En mis propias pruebas con la versión más reciente de GPT-4o y Claude 3.5, he notado que cuando elimino la palabrería de “experto”, la IA tiende a ser más directa y comete menos alucinaciones. Es una lección de humildad para nosotros los humanos: a veces, nuestra creatividad al escribir prompts es lo que está estorbando.
Riesgos de la sobreingeniería de prompts
Existe una industria entera dedicada a venderte “el prompt perfecto”. Pero la realidad científica nos está diciendo que la sobreingeniería puede ser contraproducente. Al llenar el prompt de instrucciones contradictorias o capas innecesarias de personalidad, estamos creando un ruido estadístico que confunde al modelo. Es el efecto “espejismo del control”: creemos que por escribir 500 palabras de instrucciones estamos guiando mejor a la máquina, cuando en realidad la estamos mareando.
¿Significa esto que los roles no sirven para nada? No necesariamente. Pueden ser útiles para tareas creativas, como escribir un guion o una carta con un tono específico. Pero si lo que buscas es que el código no falle o que la ecuación matemática sea correcta, deja el disfraz de experto en el armario.
Conclusiones para tu día a día
La IA está evolucionando hacia una mayor autonomía. Los modelos de este 2026 ya son lo suficientemente inteligentes como para entender la intención sin necesidad de juegos de rol. Al final del día, lo que importa es el resultado, no lo bien que la máquina finja ser alguien que no es.

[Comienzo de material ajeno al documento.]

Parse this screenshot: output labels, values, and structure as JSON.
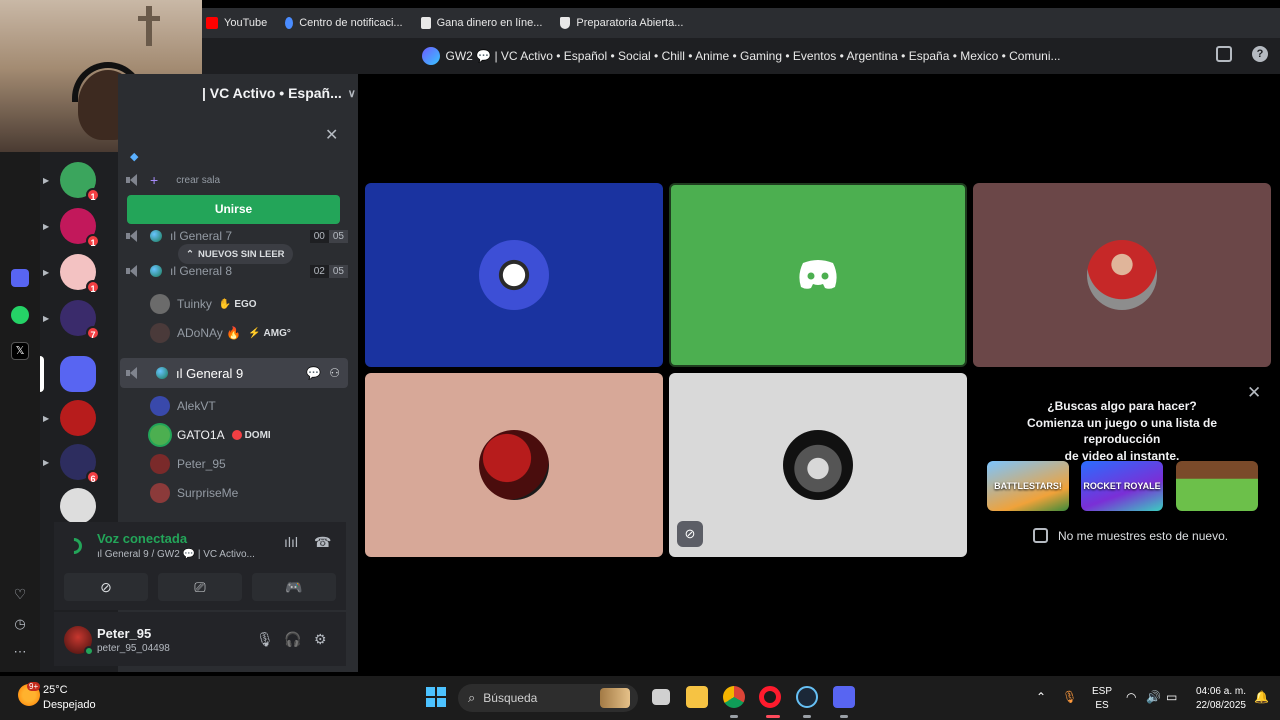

- Menos es más: La simplicidad suele ganar en precisión técnica.
- Foco en la tarea: Describe el “qué” y el “cómo”, no el “quién”.
- Verificación constante: No asumas que porque la IA suena experta, lo que dice es verdad.
- Experimenta sin roles: Intenta quitar la frase de “experto” de tus prompts habituales y compara los resultados. Te sorprenderás.
Al final, la inteligencia artificial es un reflejo de cómo nos comunicamos. Si somos claros y directos, ella también lo será. Si le pedimos que actúe, bueno… nos dará una actuación, pero quizás no la solución.